Dear editor,

The relationship between sex hormones and meningiomas is well known but the effect of exogenous hormones on meningiomas remains controversial. We are presenting an unusual case of tumor regression after cyproterone acetate discontinuation.

A 48-year-old male to female transsexual patient presented with headaches for 2 years. A CT and magnetic resonance imaging (MRI) scan revealed a small (4.2 cm3) left temporal convexity meningioma (Fig. 1a). The patient had been taking a feminizing endocrine regimen of estradiol and cyproterone acetate (100 mg/day), a strong progestative agent with antiandrogenic activity, for 10 years. Because of the nonspecific nature of his headaches and the small size of the lesion, a conservative treatment was decided. The patient was then lost for the follow-up. The patient presented 39 months later with a worsening of his headaches and a significant enlargement of his lesion (25.7 cm3; Fig. 1b) and a new small left temporal polar meningioma. He refused surgical treatment. Because of the common knowledge that progestative treatment may play a role in meningioma growth, cyproterone acetate was discontinued and replaced with flutamide, a nonsteroidal antiandrogen drug, 500 mg daily. Estradiol treatment was continued. After 10 month, the MRI scan revealed a significant decrease in size of the left temporal convexity meningioma (15.8 cm3; Fig. 1c) and the left temporal polar meningioma could not be identified anymore. The subsequent MRI scans showed a relative stability of the meningioma (Fig. 1d).

Fig. 1
figure 1

a Coronal T1-weighted MR image at the time of diagnosis showing a left temporal convexity meningioma (4.2 cm3). b Enlargement of the lesion 4 years later (25,7 cm3). c Decrease in size of the lesion after 6 months (15,8 cm3). d Graphic showing the rapid progression of the meningioma, the rapid decrease in size after cyproterone acetate discontinuation followed by a relative stability

The relationship between meningiomas and sex hormones has been well established and is supported by the higher incidence of meningiomas among women, reports of tumor growth during pregnancy and the higher expression of sex hormones receptors in meningiomas compared to normal meningeal tissue [1, 2]. However, the role of sex hormones in meningiomas is largely unknown and the effect of sex hormones antagonist and agonist has been disappointing. Because of its potential therapeutic implications, considerable attention has been given to the progesterone and estrogene receptor status. The results have been conflicting with no real value other than prognostic [2].

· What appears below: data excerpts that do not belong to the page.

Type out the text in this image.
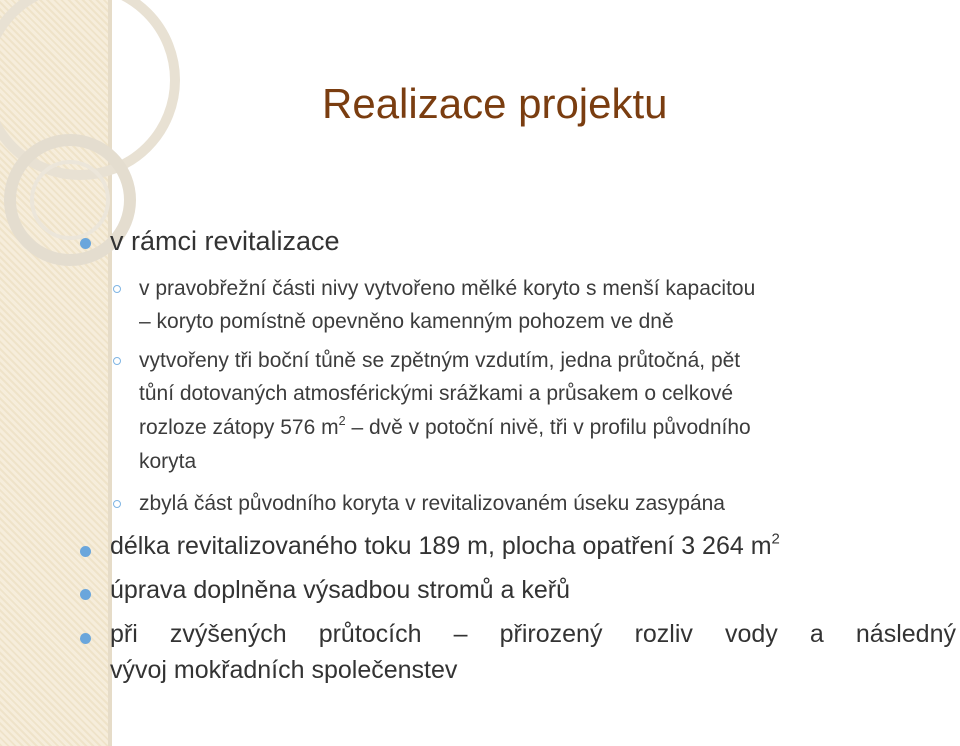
Realizace projektu
v rámci revitalizace
v pravobřežní části nivy vytvořeno mělké koryto s menší kapacitou
– koryto pomístně opevněno kamenným pohozem ve dně
vytvořeny tři boční tůně se zpětným vzdutím, jedna průtočná, pět
tůní dotovaných atmosférickými srážkami a průsakem o celkové
rozloze zátopy 576 $m^2$ – dvě v potoční nivě, tři v profilu původního
koryta
zbylá část původního koryta v revitalizovaném úseku zasypána
délka revitalizovaného toku 189 m, plocha opatření 3 264 $m^2$
úprava doplněna výsadbou stromů a keřů
při zvýšených průtocích – přirozený rozliv vody a následný
vývoj mokřadních společenstev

Nevertheless, the relationship between sex hormones and meningiomas raise the crucial question of whether women known to harbor a meningioma should continue using exogenous hormones. Epidemiologic studies have shown either an absence or a weak relationship between meningiomas and hormone replacement therapy or oral contraception [3]. However, hormonal treatments for other indications have not been included in those studies.

A recently published report described a 28-year-old transsexual patient treated with ethinyl estradiol (100 μg/day orally) and cyproterone acetate (100 mg/day orally) who developed a gigantic olfactory groove meningioma within 3 years [4]. In 2010, a regression of a meningioma was reported in a 46-year-old woman after discontinuation of cyproterone acetate that had been taken for 10 years. However, the patient was only followed for 6 months [5].

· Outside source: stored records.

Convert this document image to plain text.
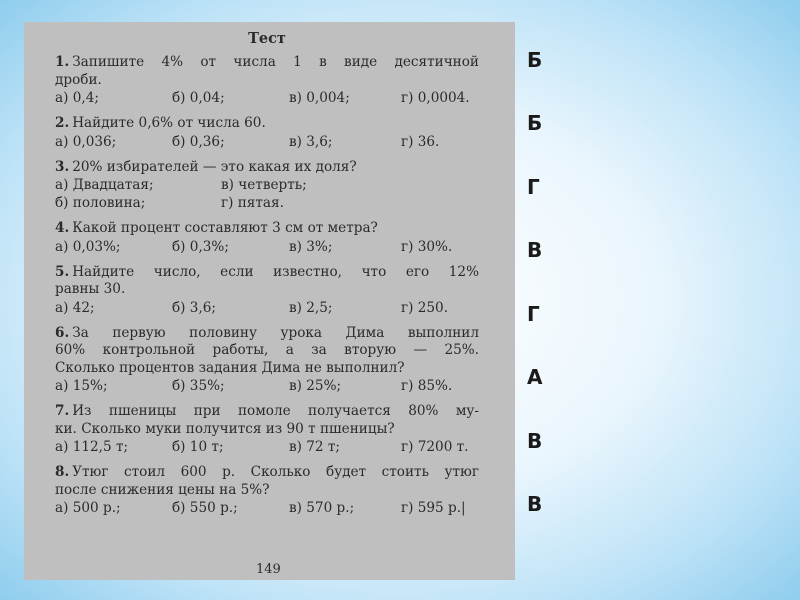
Тест
1. Запишите 4% от числа 1 в виде десятичной
дроби.
а) 0,4;	б) 0,04;	в) 0,004;	г) 0,0004.
2. Найдите 0,6% от числа 60.
а) 0,036;	б) 0,36;	в) 3,6;	г) 36.
3. 20% избирателей — это какая их доля?
а) Двадцатая;	в) четверть;
б) половина;	г) пятая.
4. Какой процент составляют 3 см от метра?
а) 0,03%;	б) 0,3%;	в) 3%;	г) 30%.
5. Найдите число, если известно, что его 12%
равны 30.
а) 42;	б) 3,6;	в) 2,5;	г) 250.
6. За первую половину урока Дима выполнил
60% контрольной работы, а за вторую — 25%.
Сколько процентов задания Дима не выполнил?
а) 15%;	б) 35%;	в) 25%;	г) 85%.
7. Из пшеницы при помоле получается 80% му-
ки. Сколько муки получится из 90 т пшеницы?
а) 112,5 т;	б) 10 т;	в) 72 т;	г) 7200 т.
8. Утюг стоил 600 р. Сколько будет стоить утюг
после снижения цены на 5%?
а) 500 р.;	б) 550 р.;	в) 570 р.;	г) 595 р.|
149
Б
Б
Г
В
Г
А
В
В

In our patient, the meningioma progressed in size (six times) within 4 years; meanwhile, he developed a new small lesion. After cyproterone acetate discontinuation, the larger lesion rapidly decreased for the first 6 months. Then, the size of the tumor remained relatively stable. One could expect that with a longer follow-up, the tumor would regain a classic slow growth rate.

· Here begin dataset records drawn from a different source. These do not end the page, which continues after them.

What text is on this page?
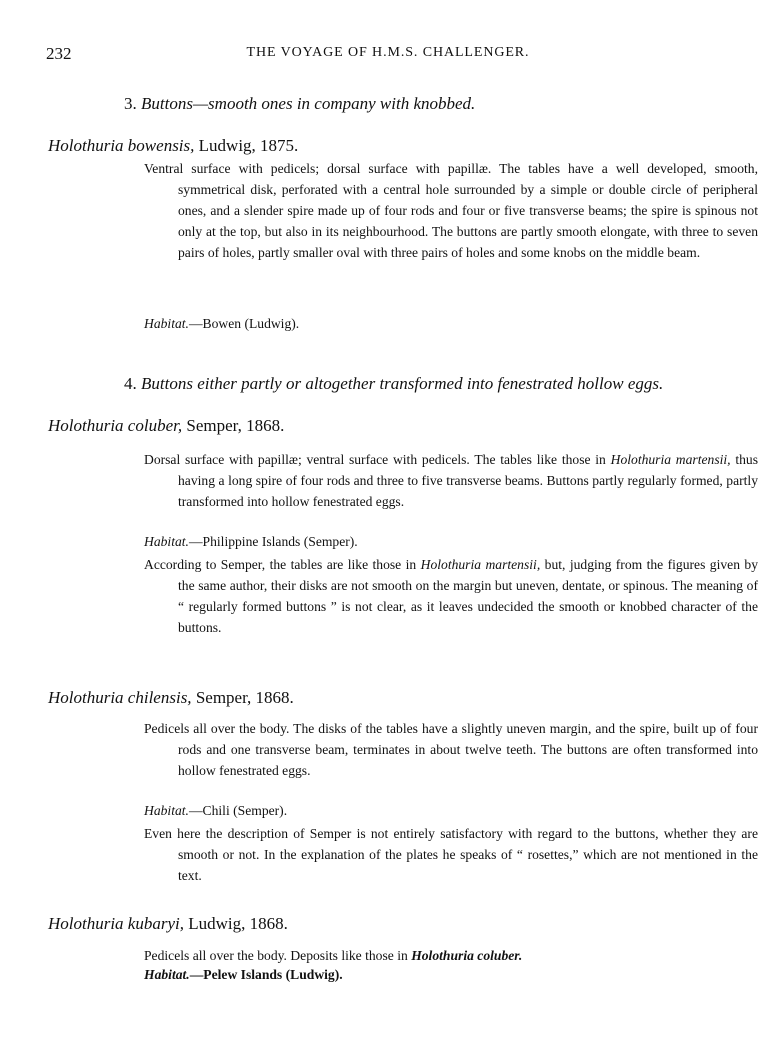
232	THE VOYAGE OF H.M.S. CHALLENGER.
3. Buttons—smooth ones in company with knobbed.
Holothuria bowensis, Ludwig, 1875.

Ventral surface with pedicels; dorsal surface with papillæ. The tables have a well developed, smooth, symmetrical disk, perforated with a central hole surrounded by a simple or double circle of peripheral ones, and a slender spire made up of four rods and four or five transverse beams; the spire is spinous not only at the top, but also in its neighbourhood. The buttons are partly smooth elongate, with three to seven pairs of holes, partly smaller oval with three pairs of holes and some knobs on the middle beam.

Habitat.—Bowen (Ludwig).
4. Buttons either partly or altogether transformed into fenestrated hollow eggs.
Holothuria coluber, Semper, 1868.

Dorsal surface with papillæ; ventral surface with pedicels. The tables like those in Holothuria martensii, thus having a long spire of four rods and three to five transverse beams. Buttons partly regularly formed, partly transformed into hollow fenestrated eggs.

Habitat.—Philippine Islands (Semper).

According to Semper, the tables are like those in Holothuria martensii, but, judging from the figures given by the same author, their disks are not smooth on the margin but uneven, dentate, or spinous. The meaning of “ regularly formed buttons ” is not clear, as it leaves undecided the smooth or knobbed character of the buttons.

Holothuria chilensis, Semper, 1868.

Pedicels all over the body. The disks of the tables have a slightly uneven margin, and the spire, built up of four rods and one transverse beam, terminates in about twelve teeth. The buttons are often transformed into hollow fenestrated eggs.

Habitat.—Chili (Semper).

Even here the description of Semper is not entirely satisfactory with regard to the buttons, whether they are smooth or not. In the explanation of the plates he speaks of “ rosettes,” which are not mentioned in the text.

Holothuria kubaryi, Ludwig, 1868.

Pedicels all over the body. Deposits like those in Holothuria coluber.

Habitat.—Pelew Islands (Ludwig).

The important regression in our case confirms a strong influence of cyproterone acetate on meningiomas growth. In case of meningioma in a patient treated with cyproterone acetate and without significant symptoms, a conservative strategy, including discontinuation of cyproterone acetate, should be considered. Furthermore, because higher dose of cyproterone acetate are commonly used for the male-to-female transsexual patient, clinician caring for those patient should be aware of such event that could be more frequent in the transsexual population.